RESEARCHERS at the Royal Agricultural University are helping battle bomb damage in Ukraine. 

British and Ukrainian academics, working together at the RAU to look at ways in which they can identify levels of pollution in the farmland and soils as well as what they can do to fix the problem.

This is because in addition to the daily humanitarian damage caused by the weapons deployed in the Ukraine Russia conflict, the long-lasting pollution to the Ukrainian farmland, from contamination by heavy metals in the Russian bombs, could have devastating impact on human health long after the war has ended.

Yesterday, Thursday, December 14, academics shared their results with other scientists. 

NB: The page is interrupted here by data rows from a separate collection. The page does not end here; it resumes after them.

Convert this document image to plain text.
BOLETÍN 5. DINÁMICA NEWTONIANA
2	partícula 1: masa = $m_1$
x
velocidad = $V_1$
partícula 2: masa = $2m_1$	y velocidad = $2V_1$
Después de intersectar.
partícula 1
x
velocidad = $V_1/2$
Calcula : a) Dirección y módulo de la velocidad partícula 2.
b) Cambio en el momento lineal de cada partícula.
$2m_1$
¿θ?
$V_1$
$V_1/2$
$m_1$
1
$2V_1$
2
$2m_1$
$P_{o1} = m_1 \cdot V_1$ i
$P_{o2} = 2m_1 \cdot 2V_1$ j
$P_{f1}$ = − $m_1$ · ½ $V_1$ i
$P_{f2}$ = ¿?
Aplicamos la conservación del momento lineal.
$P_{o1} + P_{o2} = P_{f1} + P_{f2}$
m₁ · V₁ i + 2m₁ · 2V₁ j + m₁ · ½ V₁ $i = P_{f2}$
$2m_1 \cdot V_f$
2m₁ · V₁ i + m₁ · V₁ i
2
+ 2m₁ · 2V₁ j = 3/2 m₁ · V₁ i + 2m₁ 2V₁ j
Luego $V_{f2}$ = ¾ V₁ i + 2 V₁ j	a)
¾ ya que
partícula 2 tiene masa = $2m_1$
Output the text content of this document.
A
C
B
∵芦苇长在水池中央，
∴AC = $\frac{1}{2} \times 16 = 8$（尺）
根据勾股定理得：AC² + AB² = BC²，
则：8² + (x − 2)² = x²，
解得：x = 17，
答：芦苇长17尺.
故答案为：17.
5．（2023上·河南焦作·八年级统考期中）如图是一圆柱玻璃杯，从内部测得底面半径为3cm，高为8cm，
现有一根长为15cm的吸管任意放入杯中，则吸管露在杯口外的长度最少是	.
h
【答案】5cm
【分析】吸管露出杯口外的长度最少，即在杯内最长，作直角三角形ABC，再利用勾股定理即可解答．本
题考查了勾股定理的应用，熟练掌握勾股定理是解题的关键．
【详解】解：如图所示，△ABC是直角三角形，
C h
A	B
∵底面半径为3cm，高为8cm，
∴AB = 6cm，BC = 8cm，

Professor Nicola Cannon, Professor in Agriculture at the RAU, said: “Initially understanding the contamination helps to avoid spreading contaminated soil across a wider area which could have devastating effects for future productivity and food safety.

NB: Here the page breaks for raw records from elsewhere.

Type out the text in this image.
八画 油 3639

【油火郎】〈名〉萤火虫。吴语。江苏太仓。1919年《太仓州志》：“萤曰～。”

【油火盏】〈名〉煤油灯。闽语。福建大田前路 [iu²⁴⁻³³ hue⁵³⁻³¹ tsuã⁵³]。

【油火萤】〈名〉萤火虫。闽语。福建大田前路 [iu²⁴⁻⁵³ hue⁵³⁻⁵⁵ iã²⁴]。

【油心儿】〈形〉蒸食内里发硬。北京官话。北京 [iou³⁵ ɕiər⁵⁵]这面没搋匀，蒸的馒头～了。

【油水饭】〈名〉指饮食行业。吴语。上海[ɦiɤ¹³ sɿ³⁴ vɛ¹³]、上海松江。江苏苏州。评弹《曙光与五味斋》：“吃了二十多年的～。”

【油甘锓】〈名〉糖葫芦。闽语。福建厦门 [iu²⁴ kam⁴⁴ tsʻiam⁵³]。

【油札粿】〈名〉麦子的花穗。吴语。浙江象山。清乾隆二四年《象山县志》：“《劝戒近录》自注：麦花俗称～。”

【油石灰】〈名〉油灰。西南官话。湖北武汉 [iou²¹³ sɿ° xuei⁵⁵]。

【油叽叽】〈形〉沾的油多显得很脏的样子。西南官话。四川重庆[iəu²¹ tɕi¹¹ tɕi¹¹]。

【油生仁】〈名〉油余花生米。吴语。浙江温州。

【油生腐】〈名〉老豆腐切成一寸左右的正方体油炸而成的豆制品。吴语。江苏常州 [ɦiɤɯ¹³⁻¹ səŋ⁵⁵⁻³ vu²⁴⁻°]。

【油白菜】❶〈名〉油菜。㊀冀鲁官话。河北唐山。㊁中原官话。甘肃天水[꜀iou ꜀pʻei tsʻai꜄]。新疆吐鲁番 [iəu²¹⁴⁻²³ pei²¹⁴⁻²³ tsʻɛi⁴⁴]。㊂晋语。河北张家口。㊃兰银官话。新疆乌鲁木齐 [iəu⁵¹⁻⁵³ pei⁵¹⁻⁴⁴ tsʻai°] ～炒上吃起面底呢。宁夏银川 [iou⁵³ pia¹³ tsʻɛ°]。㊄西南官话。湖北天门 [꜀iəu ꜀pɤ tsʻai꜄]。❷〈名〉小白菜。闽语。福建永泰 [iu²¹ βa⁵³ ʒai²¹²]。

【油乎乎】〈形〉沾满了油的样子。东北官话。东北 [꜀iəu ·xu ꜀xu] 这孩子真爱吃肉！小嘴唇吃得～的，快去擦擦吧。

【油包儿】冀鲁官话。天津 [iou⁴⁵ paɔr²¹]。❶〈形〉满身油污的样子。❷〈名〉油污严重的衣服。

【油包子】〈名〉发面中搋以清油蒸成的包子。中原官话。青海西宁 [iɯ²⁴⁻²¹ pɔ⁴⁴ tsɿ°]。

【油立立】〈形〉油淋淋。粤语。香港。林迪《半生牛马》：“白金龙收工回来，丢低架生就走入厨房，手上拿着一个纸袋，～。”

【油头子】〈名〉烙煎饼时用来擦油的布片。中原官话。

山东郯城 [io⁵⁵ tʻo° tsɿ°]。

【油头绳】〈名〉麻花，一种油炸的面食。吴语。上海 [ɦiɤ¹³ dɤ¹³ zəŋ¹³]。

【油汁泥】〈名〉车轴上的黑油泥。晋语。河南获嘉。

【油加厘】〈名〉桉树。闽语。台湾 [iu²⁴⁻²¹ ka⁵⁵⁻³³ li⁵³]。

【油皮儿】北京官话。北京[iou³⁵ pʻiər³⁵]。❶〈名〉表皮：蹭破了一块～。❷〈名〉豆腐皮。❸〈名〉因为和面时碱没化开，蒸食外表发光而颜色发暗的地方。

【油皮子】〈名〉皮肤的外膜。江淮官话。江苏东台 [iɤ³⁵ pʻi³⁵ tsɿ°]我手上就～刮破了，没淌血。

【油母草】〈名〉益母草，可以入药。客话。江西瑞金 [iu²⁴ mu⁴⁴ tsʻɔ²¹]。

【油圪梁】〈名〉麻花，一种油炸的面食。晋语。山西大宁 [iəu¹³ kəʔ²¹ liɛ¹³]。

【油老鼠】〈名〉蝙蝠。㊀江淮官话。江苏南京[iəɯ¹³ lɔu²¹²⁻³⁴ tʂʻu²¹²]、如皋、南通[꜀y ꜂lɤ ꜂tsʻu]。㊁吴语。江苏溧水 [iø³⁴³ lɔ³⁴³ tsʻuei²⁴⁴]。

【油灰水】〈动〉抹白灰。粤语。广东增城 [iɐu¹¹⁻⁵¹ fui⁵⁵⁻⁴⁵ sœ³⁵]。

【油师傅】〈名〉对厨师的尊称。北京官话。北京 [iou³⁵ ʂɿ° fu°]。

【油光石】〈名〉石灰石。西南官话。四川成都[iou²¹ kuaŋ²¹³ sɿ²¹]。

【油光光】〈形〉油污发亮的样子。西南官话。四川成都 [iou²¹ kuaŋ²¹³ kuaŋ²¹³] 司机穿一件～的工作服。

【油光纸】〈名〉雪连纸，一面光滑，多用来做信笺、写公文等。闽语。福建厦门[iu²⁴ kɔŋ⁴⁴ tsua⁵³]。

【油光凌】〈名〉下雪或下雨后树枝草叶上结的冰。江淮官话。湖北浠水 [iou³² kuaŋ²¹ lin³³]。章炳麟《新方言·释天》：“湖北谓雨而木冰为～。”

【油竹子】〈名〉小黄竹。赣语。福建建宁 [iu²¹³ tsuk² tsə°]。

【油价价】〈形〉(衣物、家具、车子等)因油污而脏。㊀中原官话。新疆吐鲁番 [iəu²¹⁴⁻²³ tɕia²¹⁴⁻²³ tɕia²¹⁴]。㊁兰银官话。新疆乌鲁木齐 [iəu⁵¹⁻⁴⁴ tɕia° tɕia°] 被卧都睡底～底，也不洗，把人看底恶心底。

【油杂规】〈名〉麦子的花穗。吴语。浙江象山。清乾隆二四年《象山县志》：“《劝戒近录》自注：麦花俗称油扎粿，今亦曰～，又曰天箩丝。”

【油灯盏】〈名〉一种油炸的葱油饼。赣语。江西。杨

“The plan is to test bomb craters of different shapes and sizes left by weapons over the whole of Ukraine to evaluate them for contaminates and particularly for heavy metals which could have serious environmental consequences and devastating impacts on human health if transferred into the food chain.”

Academics and researchers at the RAU have been working with colleagues at Sumy National Agricultural University (SNAU) in Ukraine since the Russian invasion in March 2022.

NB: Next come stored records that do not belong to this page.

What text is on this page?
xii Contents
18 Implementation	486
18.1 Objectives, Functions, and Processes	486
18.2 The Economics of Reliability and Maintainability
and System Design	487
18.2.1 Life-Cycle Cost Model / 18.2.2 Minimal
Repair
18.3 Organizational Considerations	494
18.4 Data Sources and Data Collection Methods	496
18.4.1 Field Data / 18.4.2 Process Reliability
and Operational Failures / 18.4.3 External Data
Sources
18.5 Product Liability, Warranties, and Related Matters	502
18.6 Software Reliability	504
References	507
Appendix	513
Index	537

One of their SNAU colleagues Associate Professor Olena Melnyk, who is now based at ETH Zurich, a public research university in Switzerland, is leading the project. 

A sampling protocol for evaluating the craters was developed by RAU staff and tested, with Ukrainian colleagues, on Salisbury Plain.

The soil samples are then analysed using specialist equipment from the RAU’s Cirencester campus. 

Olena said: “We are so grateful for all the support we are receiving.

"In conjunction with the RAU and The Conflict and Environment Observatory (CEOBS) we have been able to deliver a month-long training programme to teach trainers, in Ukraine itself, the protocols and skills required for sampling the craters and analysing the soil. 

“These trainers will in turn teach others to reach our ambition of sampling all the bomb craters to avoid further damage to our country.

"This will also help us to map the contaminated farmlands of Ukraine and develop a comprehensive strategy to revitalise Ukrainian agriculture and to build back better.”